Als die Gazzetta ihr 100-jähriges Jubiläum feierte, wurde der Giro in Athen gestartet, zur Erinnerung an das gemeinsame Gründungsjahr mit den modernen Olympischen Spielen. Zum Geburtstag gratulierte auch Papst Johannes Paul II., der »den volkstümlichen Charakter und das hohe literarische und sittliche Niveau« hervorhob; die italienische Post brachte eine Sondermarke heraus. Im Ausland lebende Italiener lesen allem die Gazzetta, häufiger als jede andere Zeitung: Das zeigt die integrative Kraft des Blattes. Die tägliche Auflage liegt bei mehr als 600.000 Exemplaren, am Wochenende werden mehr als 800.000 Zeitungen abgesetzt, bei Großereignissen geht es über die Millionenschwelle.

Kommen wir nun zum Giro d’Italia, denn die Gazzetta, der Giro und das italienische Volk sind untrennbar miteinander verzahnt.

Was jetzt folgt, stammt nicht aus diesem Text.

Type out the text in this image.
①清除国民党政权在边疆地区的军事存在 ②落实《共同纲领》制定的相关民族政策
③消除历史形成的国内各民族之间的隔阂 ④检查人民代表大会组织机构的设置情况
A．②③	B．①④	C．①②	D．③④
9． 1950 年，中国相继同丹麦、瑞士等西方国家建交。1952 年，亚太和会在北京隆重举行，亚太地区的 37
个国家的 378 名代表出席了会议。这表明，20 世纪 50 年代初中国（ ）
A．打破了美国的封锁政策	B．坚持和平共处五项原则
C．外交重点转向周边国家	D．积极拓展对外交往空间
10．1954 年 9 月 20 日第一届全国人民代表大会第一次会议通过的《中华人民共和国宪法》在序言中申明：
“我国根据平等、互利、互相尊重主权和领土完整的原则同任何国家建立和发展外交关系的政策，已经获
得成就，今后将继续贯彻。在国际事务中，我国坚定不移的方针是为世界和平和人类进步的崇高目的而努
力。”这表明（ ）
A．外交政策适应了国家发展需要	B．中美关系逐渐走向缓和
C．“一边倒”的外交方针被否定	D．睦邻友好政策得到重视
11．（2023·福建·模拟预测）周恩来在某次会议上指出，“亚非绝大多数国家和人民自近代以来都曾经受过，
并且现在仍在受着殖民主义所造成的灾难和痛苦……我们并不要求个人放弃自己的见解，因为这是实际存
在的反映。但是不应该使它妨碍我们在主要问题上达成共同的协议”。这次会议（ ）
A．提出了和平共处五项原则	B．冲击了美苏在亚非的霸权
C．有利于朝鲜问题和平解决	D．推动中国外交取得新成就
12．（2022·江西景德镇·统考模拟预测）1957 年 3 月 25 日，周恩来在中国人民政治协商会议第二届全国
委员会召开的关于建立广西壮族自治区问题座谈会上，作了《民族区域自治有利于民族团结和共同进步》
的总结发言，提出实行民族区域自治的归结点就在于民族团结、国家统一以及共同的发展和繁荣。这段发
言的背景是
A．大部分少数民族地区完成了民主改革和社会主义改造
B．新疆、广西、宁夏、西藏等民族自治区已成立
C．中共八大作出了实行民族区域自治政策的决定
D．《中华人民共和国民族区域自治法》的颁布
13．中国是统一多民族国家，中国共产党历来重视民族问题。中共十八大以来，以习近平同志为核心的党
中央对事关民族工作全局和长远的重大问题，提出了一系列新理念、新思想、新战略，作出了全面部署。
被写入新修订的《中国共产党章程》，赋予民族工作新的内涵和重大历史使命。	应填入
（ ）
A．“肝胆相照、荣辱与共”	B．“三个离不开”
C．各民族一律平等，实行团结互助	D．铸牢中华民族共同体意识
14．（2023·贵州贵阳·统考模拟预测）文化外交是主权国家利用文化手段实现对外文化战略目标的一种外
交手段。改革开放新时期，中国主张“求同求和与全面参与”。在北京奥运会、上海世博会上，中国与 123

Wobei sich die Frage stellt: Warum hat das Radfahren südlich der Alpen bloß einen so hohen Stellenwert – die schweißtreibende Fortbewegung passt doch sonst gar nicht zum vermeintlich lässigen, von Siestas durchzogenen mediterranen Dasein?

Ein Grund liegt in der Nachkriegsgeschichte. So wie die Deutschen nach dem Zweiten Weltkrieg dank Sepp Herberger, Fritz Walter und Helmut Rahn 1954 im Wankdorfstadion ihr »Wunder von Bern« feiern durften, gab es in Italien Fausto Coppi und Gino Bartali, die mit ihren Siegen bei den großen Rundfahrten der in Trümmern liegenden Nation neues Selbstbewusstsein einimpften. Coppi, Spitzname »Il Campionissimo«, gewann fünf Mal den Giro d’Italia und zwei Mal die Tour de France; 1952 siegte er in Frankreich mit so gewaltigem Vorsprung, dass die Organisatoren ihn fürs nächste Jahr gar nicht mehr einluden, weil sie befürchteten, seine Dominanz würde das öffentliche Interesse an der Rundfahrt ersticken.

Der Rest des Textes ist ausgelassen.